Rajkumar, watching from the doorway, saw a lightening in the mists that had gathered around her over the last few days. ‘Come,’ he said quickly. ‘Let’s go. The gaari is waiting.’

On the way to Blackburn Lane, in the carriage, Saya John reached into his pocket once again. ‘I have something for you too, Rajkumar.’ He took out a small, spherical object, also wrapped in tissue paper. He handed it carefully to Rajkumar.

Undoing the tissue paper, Rajkumar found himself holding a spongy ball, made of whitish-grey strings that were tangled around each other, like wool. He raised the ball to his face, wrinkling his nose at the unfamiliar odour. ‘What is it?’

‘Rubber.’ Saya John used the English word.

‘Rubber?’ Rajkumar recognised the word, but had only a dim awareness of what it referred to. He handed the ball to Dolly and she sniffed it, recoiling: its smell was more human than botanical, the scent of a bodily secretion, like sweat.

‘Where did you get this, Saya?’ Rajkumar said, in puzzlement.

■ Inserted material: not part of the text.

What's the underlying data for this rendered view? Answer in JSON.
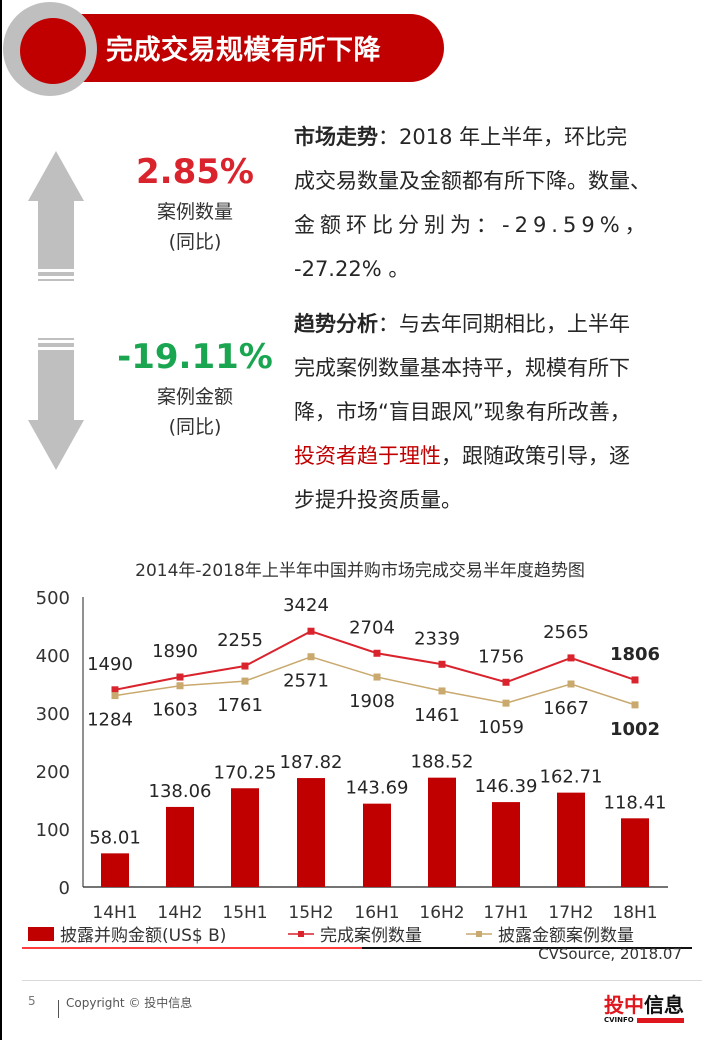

‘In my hometown — Malacca.’

Saya John had been travelling too, while Rajkumar was away in India: he had gone east, to Malaya, visiting friends and looking up his relatives by marriage. He’d stopped at Malacca, to visit his wife’s grave. It was some years since he’d last been back, and he’d noticed immediately that something had changed in the interim, something new was afoot. For years, ever since he could remember, Malacca had been a town that was slowly dying, with its port silted up and its traders moving away, either northwards to Penang, or southwards to Singapore. But now, suddenly, Malacca was a changed place; there was a palpable quickening in the muddied veins of the sleepy old city. One day a friend took him to the outskirts of the town, to a place that he, John Martins, remembered from his childhood, an area that had once been home to dozens of small spice gardens, where pepper plants grew on vines. But the vines were all gone now, and in their place there were long straight rows of graceful, slender-trunked saplings.